New Census data shows that 65% of Kentucky adults reported using the payments primarily for expenses; 13% used them mostly to pay off debt (which can help support consumer spending down the road); and only 13% used them mostly for savings. The payments were even more important for Kentuckians struggling to get by with low-incomes: 90% of those with a household income below $25,000 reported using them mostly for expenses.
In addition to meeting vital needs, as intended the payments helped prop up spending at a wide variety of businesses that were facing cratering demand for their products and services. Of those using payments primarily for expenses, 86% reported using a portion for food, 75% for household supplies or personal care products and 65% for utilities and telecommunications, as shown in the graph below. Significant shares also reported using portions for rent or mortgage payments, car payments, clothing and paying off debt.
Those payments were essential to preventing layoffs from rising further and to bringing back at least some jobs more recently in hard-hit industries. Real-time data shows the receipt of stimulus payments was the critical turning point in the return of Kentucky consumer spending, as shown in the graph below. The major spike in consumer spending happened when stimulus payments began being received around April 15, compared to the more modest growth in spending as businesses started reopening. Notice Kentucky consumer spending has fallen for the last few weeks, in part because the effect of stimulus payments has begun to fade.
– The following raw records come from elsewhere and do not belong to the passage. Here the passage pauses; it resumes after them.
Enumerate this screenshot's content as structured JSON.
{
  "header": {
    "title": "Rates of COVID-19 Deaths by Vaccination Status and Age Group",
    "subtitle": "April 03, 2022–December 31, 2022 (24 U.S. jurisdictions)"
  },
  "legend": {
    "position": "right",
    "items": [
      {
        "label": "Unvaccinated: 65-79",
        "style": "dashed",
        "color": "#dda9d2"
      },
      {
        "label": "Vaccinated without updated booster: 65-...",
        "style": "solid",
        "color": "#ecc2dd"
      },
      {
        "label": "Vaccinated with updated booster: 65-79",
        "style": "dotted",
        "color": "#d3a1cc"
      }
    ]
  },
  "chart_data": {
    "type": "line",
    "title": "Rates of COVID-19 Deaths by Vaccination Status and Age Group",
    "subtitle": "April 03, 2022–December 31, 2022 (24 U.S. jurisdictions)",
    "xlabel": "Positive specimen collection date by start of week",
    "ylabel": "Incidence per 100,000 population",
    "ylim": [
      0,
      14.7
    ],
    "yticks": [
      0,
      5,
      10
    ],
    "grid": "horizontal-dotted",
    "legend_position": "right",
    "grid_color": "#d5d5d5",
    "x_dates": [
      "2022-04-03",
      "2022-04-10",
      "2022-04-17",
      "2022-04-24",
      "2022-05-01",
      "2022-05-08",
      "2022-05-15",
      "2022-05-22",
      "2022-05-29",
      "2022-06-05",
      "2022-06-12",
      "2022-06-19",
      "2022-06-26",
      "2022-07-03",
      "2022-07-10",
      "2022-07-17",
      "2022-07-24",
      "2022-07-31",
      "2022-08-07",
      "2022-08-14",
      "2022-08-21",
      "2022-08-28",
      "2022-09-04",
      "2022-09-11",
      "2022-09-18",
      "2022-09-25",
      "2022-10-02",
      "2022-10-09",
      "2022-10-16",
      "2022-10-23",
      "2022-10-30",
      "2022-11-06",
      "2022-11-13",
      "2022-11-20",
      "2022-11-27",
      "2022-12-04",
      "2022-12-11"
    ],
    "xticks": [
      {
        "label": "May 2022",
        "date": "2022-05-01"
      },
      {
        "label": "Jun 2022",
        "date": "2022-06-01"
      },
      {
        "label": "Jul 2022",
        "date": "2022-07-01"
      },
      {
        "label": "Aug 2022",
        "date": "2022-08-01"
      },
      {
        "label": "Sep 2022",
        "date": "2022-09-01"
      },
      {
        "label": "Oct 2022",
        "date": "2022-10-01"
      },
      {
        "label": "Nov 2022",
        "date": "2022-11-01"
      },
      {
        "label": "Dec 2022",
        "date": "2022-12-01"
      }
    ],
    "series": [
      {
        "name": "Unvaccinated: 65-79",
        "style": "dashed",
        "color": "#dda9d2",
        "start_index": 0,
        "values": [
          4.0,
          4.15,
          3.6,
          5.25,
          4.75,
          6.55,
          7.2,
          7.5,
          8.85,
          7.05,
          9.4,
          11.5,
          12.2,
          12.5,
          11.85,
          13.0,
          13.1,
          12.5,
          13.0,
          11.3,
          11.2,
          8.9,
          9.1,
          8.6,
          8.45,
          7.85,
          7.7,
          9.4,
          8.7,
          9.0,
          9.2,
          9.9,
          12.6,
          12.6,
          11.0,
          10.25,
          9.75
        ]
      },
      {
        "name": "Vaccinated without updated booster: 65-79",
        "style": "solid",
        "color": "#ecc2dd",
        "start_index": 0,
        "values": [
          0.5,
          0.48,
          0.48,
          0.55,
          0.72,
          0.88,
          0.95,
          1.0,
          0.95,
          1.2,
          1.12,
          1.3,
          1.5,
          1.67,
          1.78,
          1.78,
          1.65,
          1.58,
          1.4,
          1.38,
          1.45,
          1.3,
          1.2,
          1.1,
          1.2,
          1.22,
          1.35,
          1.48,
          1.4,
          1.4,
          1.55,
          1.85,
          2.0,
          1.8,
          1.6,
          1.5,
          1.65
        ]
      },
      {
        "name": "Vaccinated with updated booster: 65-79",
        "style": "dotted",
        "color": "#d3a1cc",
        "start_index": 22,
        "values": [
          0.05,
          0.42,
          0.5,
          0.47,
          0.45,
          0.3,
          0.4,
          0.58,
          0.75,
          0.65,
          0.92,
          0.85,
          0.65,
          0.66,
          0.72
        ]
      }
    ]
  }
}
The economy remains weaker than perhaps at any point in modern history. States reopening too early and failing to provide adequate protections are leading to rapidly rising COVID-19 cases and reduced economic activity. The reemerging crisis makes federal aid to a damaged economy absolutely critical — including support for state and local governments, extensions of the supplemental $600 a week in unemployment benefits and more stimulus payments.
The U. S. House passed the HEROES Act in May, which contains many essential forms of aid including additional stimulus payments that would total $5 billion in Kentucky. Those payments take the form of $1,200 in direct cash payments to each adult and each child up to a maximum of $6,000 for a household. The Act also makes people eligible for payments who were left out of the CARES Act, including working immigrant households who pay taxes with an Individual Taxpayer Identification Number.
The U. S. Senate, however, has not yet agreed to more aid, and there are serious concerns Senate leadership will only concede to modest levels of assistance that fail to meet the severe economic challenge we face. Unless the Senate agrees to robust aid that continues until the economy has fully recovered and the pandemic is behind us, Kentucky families and communities face more trouble to come.